M. Netanyahou a averti le gouvernement libanais, sur son compte X le 8 octobre 2024, que, dans le cas où il n’éliminerait pas le Hezbollah — ce qu’il est bien incapable de faire, malgré sa volonté —, le pays connaîtrait « des destructions et des souffrances semblables à celles que nous avons vues à Gaza ». Parallèlement, les inconditionnels d’Israël affirment à l’étranger : « [Il] n’envahit pas le Liban, il le libère », pour reprendre les termes d’un tweet de Bernard-Henri Lévy. L’invasion de 1982 avait déjà été présentée au public sous le nom d’opération « Paix en Galilée ». Non seulement elle ne réussit pas à l’époque à détruire la résistance palestinienne, mais elle entraîna la création d’une organisation combattante encore plus efficace : le Hezbollah. De même, dans le fracas de la guerre de 2006, alors qu’Israël bombardait le Liban sud et Beyrouth, la secrétaire d’État de M. George W. Bush, Mme Condoleezza Rice, affirmait percevoir les « douleurs de l’enfantement d’un nouveau Proche-Orient ».

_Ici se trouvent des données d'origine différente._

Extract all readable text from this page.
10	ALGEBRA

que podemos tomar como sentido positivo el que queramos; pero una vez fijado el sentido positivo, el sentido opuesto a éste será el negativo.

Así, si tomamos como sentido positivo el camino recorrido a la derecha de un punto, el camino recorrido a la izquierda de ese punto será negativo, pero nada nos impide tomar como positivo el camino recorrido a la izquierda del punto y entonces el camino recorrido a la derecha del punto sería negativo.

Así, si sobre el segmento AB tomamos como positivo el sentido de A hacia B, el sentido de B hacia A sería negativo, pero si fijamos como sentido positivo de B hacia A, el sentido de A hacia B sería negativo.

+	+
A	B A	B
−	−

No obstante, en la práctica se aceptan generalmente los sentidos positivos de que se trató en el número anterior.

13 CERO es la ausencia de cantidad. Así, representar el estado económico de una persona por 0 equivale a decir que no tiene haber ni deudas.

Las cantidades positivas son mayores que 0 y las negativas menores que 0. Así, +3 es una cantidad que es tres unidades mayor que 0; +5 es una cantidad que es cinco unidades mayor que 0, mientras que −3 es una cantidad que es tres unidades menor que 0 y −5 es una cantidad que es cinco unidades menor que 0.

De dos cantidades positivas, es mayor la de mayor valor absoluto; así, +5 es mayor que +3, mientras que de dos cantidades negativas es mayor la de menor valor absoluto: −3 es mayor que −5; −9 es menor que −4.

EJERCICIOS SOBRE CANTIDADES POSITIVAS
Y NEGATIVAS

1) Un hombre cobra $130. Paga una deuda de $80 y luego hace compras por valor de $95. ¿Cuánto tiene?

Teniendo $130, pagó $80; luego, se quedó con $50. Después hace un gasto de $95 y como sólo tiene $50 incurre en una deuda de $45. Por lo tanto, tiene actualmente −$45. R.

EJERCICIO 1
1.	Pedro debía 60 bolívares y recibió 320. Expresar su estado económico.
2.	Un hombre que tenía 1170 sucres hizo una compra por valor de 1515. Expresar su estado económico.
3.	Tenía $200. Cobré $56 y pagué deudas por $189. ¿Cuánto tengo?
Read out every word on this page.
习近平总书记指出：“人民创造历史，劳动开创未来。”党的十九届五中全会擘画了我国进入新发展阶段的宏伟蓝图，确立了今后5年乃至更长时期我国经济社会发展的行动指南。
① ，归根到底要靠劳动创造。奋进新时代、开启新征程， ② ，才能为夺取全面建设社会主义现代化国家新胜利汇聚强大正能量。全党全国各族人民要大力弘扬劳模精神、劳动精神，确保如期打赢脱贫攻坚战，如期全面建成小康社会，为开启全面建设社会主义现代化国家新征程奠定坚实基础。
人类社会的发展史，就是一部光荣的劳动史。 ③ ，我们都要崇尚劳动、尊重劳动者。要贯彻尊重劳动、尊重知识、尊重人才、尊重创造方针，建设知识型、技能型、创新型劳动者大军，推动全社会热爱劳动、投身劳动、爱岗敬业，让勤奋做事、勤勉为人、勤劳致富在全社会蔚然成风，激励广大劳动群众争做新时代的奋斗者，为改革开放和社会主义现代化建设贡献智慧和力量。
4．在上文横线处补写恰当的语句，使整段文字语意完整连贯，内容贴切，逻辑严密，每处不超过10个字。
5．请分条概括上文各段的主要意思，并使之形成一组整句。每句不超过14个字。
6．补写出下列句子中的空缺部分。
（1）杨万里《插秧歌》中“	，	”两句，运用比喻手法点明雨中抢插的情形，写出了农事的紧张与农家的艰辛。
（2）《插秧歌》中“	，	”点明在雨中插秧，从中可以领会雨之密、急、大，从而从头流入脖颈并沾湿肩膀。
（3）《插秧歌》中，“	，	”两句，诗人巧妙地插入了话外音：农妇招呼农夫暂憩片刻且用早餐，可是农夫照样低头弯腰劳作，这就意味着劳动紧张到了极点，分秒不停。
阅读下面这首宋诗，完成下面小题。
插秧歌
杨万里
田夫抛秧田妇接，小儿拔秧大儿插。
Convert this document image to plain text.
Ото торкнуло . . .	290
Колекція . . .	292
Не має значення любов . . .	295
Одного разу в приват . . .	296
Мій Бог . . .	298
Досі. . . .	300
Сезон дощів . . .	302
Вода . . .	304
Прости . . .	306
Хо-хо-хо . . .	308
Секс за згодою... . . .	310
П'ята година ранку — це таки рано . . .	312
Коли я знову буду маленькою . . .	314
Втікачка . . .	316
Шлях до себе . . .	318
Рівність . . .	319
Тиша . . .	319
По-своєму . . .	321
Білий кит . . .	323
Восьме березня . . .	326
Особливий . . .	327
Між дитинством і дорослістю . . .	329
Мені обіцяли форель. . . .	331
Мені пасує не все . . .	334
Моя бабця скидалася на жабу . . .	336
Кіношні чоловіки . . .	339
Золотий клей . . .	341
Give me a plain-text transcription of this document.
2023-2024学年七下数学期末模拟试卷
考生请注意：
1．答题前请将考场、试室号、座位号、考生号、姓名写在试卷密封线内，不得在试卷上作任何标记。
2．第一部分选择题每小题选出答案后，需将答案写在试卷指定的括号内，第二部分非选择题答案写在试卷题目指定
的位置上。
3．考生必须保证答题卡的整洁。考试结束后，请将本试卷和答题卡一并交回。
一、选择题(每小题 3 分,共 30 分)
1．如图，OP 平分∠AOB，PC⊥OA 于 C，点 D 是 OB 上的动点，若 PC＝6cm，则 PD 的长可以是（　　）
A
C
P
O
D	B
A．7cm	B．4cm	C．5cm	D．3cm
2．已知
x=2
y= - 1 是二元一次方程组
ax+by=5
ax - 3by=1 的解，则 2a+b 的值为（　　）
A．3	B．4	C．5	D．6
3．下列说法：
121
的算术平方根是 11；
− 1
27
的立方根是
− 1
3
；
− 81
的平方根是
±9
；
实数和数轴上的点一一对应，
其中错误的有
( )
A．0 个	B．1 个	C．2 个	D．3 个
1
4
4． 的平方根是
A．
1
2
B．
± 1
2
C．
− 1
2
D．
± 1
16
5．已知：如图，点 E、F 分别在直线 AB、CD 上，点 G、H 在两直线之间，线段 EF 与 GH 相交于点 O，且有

Les Israéliens prétendent n’avoir pas eu le choix, ce qui est manifestement faux. Ils auraient pu s’efforcer d’obtenir un cessez-le-feu à Gaza. Ils auraient aussi pu accepter la proposition franco-américaine — approuvée par Nasrallah — d’une pause de vingt et un jours des combats au Liban, ce qui aurait permis au Hezbollah de se replier en deçà du fleuve Litani. Comme l’a souligné, le 26 septembre, M. John Kirby, porte-parole du gouvernement américain sur les questions de sécurité nationale, ladite proposition « n’a pas été élaborée dans le vide, mais au terme d’une consultation minutieuse non seulement avec les parties signataires, mais avec Israël lui-même ». En lieu de quoi, comme il l’avait fait à plusieurs reprises dans les négociations sur Gaza, M. Netanyahou a suggéré aux Américains une proposition qu’il n’avait aucune intention d’honorer, tout en conspirant pour assassiner les responsables avec lesquels le cessez-le-feu à Gaza puis la trêve au Liban était censés être négociés : d’abord Ismaïl Haniyeh, ancien chef du bureau politique du Hamas, tué à Téhéran le 31 juillet, puis Nasrallah.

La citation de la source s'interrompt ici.